### using regex with spacy

##### regular expressions (regex)
- achieve complex string matching based on simple or complex terms
- can be used to perform finding and retrieving patterns or replacing matching patterns 
- strengths:
    - due to  complex syntax,  can allow  programmers write robust rules in short spaces
    - can allow researcher to find all types of variance in strings
    - can perform quickly when compared to other methods
    - universally supported
- weaknesses:
    - difficult syntax for beginners
    - requires domain expert to work alongside programmer, think of all ways pattern may vary

##### how to use regex in python

In [9]:
import re

In [10]:
# want to find occurence of date in text

pattern = r"((\d){1,2} (January|February|March|April|May|June|July|August|September|October|November|December))"

text = "This is a date 2 February. Another date would be 14 August."
matches = re.findall(pattern, text)
print (matches)

[('2 February', '2', 'February'), ('14 August', '4', 'August')]


In [11]:
pattern = r"(((\d){1,2}( (January|February|March|April|May|June|July|August|September|October|November|December)))|(((January|February|March|April|May|June|July|August|September|October|November|December) )(\d){1,2}))"

text = "This is a date February 2. Another date would be 14 August."
matches = re.findall(pattern, text)
print (matches)

[('February 2', '', '', '', '', 'February 2', 'February ', 'February', '2'), ('14 August', '14 August', '4', ' August', 'August', '', '', '', '')]


In [12]:
text = "This is a date February 2. Another date would be 14 August."
iter_matches = re.finditer(pattern, text)
print (iter_matches)

# iterator object, can loop over this to get results

<callable_iterator object at 0x000001F5E33BCC40>


In [13]:
text = "This is a date February 2. Another date would be 14 August."
iter_matches = re.finditer(pattern, text)
print (iter_matches)
for hit in iter_matches:
    print (hit)

<callable_iterator object at 0x000001F5E36D66E0>
<re.Match object; span=(15, 25), match='February 2'>
<re.Match object; span=(49, 58), match='14 August'>


In [14]:
text = "This is a date February 2. Another date would be 14 August."
iter_matches = re.finditer(pattern, text)
for hit in iter_matches:
    start = hit.start()
    end = hit.end()
    print (text[start:end])

February 2
14 August


##### regex in spacy
- dates, times, IP Addresses, etc. that have either consistent or fairly consistent structures are excellent candidates for RegEx
- fortunately, spaCy has easy ways to implement RegEx in three pipes: Matcher, PhraseMatcher, and EntityRuler

In [8]:
#Import the requisite library
import spacy

#Sample text
text = "This is a sample number 555-5555."
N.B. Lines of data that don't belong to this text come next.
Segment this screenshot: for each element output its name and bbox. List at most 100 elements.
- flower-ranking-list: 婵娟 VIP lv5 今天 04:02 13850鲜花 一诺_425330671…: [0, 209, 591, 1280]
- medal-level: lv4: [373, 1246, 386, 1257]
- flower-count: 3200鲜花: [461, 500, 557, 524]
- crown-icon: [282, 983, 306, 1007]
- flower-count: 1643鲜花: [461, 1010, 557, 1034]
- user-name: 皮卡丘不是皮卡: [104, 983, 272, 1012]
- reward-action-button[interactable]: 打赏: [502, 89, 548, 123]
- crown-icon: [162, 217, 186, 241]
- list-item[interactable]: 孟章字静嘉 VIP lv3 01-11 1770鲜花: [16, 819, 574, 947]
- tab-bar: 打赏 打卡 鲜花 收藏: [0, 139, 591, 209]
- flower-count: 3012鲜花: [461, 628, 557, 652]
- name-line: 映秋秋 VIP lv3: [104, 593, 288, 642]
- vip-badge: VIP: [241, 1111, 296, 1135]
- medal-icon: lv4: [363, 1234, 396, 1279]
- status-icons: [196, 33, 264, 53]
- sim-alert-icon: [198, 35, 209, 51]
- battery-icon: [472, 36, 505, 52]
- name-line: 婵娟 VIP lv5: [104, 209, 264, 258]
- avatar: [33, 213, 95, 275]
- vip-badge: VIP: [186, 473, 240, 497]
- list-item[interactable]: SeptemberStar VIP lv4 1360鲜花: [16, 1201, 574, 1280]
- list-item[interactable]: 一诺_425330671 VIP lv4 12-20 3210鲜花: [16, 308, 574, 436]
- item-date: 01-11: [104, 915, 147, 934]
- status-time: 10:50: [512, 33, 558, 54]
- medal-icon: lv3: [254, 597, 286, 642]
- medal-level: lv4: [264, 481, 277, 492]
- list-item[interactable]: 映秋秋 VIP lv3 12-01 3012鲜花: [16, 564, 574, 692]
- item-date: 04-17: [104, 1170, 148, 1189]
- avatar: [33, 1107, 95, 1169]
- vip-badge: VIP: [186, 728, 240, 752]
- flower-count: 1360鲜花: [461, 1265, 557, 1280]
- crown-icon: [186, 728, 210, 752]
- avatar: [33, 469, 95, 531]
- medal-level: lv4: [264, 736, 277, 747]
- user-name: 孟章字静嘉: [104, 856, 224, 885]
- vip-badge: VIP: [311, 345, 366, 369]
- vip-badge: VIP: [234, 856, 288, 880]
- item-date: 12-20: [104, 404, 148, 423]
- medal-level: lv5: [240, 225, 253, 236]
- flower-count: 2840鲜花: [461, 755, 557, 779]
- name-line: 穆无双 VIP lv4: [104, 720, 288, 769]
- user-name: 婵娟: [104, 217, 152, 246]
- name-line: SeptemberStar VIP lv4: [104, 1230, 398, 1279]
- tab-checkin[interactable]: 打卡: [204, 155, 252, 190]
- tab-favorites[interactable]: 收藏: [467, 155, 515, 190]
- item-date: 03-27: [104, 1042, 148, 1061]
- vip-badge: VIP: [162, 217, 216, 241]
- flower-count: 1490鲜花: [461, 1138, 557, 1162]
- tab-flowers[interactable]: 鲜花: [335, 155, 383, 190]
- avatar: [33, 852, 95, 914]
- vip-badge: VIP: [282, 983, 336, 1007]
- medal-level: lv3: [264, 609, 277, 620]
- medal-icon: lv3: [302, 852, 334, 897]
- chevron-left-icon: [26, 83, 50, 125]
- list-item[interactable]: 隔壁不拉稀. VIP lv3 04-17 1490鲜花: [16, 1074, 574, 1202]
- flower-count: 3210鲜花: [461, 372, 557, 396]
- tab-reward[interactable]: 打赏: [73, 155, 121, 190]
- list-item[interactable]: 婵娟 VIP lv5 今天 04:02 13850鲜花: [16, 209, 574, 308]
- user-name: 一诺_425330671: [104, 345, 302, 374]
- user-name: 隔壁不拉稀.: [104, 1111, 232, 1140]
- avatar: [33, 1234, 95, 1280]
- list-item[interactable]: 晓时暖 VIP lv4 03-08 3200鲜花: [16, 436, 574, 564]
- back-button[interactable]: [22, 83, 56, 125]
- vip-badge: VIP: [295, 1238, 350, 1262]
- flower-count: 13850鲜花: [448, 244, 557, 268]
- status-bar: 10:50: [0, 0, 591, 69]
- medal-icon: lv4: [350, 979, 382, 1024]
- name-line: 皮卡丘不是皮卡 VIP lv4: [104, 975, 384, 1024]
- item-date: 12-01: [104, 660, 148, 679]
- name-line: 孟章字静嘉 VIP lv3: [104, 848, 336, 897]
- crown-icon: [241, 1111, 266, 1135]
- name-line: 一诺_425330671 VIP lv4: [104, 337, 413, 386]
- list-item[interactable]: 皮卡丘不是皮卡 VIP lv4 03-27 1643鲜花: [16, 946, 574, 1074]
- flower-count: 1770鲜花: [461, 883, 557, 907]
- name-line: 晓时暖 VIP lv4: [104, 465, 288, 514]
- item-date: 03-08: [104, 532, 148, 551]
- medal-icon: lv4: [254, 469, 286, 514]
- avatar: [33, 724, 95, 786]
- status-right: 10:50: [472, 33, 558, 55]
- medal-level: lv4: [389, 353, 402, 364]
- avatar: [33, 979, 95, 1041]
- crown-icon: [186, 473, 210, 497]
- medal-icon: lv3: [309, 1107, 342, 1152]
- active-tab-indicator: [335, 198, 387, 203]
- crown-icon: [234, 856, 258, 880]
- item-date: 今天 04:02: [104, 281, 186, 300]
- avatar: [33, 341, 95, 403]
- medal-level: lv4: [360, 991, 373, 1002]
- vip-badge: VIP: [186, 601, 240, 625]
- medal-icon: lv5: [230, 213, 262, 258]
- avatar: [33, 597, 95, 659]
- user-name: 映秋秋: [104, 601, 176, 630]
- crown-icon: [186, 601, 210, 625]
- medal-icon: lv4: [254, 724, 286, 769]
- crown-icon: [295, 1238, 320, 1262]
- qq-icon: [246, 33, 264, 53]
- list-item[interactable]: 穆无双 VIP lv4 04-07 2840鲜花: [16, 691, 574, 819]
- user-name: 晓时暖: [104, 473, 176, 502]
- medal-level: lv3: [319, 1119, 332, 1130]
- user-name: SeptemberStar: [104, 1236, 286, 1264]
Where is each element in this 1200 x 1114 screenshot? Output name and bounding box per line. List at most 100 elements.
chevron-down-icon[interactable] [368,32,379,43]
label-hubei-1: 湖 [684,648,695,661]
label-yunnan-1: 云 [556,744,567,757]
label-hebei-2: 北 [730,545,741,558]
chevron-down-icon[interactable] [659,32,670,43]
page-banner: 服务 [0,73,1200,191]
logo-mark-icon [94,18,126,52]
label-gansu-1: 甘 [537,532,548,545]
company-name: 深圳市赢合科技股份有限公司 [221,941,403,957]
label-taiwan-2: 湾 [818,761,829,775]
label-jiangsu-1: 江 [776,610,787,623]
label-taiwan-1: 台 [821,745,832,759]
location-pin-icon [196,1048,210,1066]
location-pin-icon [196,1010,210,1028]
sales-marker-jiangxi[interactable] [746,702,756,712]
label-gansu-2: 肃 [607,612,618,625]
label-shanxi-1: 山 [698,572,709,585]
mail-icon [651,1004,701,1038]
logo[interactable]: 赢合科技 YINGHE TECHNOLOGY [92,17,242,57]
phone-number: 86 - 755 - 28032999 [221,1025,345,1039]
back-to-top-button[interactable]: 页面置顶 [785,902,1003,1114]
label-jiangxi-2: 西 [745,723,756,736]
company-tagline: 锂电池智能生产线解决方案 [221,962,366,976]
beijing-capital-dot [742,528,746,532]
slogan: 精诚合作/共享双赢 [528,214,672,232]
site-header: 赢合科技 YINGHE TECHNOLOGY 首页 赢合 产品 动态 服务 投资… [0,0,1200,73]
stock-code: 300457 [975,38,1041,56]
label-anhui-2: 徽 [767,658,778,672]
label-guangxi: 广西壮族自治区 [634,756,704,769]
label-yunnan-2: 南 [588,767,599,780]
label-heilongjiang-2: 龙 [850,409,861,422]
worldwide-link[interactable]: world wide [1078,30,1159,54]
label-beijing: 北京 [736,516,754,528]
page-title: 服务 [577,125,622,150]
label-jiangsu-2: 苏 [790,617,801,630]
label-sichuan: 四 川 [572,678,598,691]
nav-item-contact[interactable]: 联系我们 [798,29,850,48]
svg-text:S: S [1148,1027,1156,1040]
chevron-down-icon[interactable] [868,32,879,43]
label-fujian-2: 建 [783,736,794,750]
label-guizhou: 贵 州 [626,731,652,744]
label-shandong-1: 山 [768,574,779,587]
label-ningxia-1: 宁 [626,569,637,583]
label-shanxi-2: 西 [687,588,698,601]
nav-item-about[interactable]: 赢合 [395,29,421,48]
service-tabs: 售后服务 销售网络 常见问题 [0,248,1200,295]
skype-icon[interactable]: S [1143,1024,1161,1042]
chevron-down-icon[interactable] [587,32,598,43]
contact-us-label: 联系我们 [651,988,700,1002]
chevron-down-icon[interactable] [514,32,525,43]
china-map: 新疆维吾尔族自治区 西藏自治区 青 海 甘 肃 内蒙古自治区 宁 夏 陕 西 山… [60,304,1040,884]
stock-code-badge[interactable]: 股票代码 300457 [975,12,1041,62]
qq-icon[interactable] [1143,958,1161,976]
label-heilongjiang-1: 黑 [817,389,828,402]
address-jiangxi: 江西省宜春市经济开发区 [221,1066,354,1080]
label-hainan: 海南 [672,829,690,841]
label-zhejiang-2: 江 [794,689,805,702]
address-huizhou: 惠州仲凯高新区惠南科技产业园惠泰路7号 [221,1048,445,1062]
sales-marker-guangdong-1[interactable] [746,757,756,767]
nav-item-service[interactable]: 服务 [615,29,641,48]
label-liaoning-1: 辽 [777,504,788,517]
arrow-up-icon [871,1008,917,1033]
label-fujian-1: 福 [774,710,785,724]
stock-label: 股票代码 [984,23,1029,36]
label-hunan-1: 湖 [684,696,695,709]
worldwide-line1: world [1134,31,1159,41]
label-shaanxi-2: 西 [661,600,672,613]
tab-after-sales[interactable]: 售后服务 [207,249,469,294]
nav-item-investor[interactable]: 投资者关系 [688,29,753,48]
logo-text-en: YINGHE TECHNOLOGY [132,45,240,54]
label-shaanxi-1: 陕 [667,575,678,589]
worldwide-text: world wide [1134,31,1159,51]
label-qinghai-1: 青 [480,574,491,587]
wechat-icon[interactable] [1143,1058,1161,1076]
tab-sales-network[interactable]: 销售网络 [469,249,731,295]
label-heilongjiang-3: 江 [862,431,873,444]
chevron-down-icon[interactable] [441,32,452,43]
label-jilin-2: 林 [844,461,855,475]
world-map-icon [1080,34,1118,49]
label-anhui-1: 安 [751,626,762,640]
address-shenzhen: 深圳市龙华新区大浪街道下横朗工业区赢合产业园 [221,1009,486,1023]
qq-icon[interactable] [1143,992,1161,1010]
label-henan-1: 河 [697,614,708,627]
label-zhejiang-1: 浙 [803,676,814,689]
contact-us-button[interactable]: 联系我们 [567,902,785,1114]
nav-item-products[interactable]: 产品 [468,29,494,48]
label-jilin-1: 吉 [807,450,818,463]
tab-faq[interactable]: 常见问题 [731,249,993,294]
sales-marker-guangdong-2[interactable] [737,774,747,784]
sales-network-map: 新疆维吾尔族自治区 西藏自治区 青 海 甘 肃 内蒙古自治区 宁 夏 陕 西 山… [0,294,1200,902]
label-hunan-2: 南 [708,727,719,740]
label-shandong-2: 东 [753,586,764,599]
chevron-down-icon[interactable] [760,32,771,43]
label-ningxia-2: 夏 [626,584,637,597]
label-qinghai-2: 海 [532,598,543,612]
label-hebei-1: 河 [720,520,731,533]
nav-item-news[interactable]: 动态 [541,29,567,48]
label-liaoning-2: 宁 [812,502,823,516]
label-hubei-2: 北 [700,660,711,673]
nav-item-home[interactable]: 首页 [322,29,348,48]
#Build upon the spaCy Small Model
nlp = spacy.blank("en")

#Create the Ruler and Add it
ruler = nlp.add_pipe("entity_ruler")

#List of Entities and Patterns (source: https://spacy.io/usage/rule-based-matching)
patterns = [
                {"label": "PHONE_NUMBER", "pattern": [{"SHAPE": "ddd"},
                {"ORTH": "-", "OP": "?"}, {"SHAPE": "dddd"}]}
            ]
#add patterns to ruler
ruler.add_patterns(patterns)

#create the doc
doc = nlp(text)

#extract entities
for ent in doc.ents:
    print (ent.text, ent.label_)

555-5555 PHONE_NUMBER


In [15]:
#Import the requisite library
import spacy

#Sample text
text = "This is a sample number 5555555."
#Build upon the spaCy Small Model
nlp = spacy.blank("en")

#Create the Ruler and Add it
ruler = nlp.add_pipe("entity_ruler")

#List of Entities and Patterns (source: https://spacy.io/usage/rule-based-matching)
patterns = [
                {
                    "label": "PHONE_NUMBER", "pattern": [{"TEXT": {"REGEX": "((\d){5})"}}
                                                        ]
                }
            ]
#add patterns to ruler
ruler.add_patterns(patterns)


#create the doc
doc = nlp(text)

#extract entities
for ent in doc.ents:
    print (ent.text, ent.label_)

5555555 PHONE_NUMBER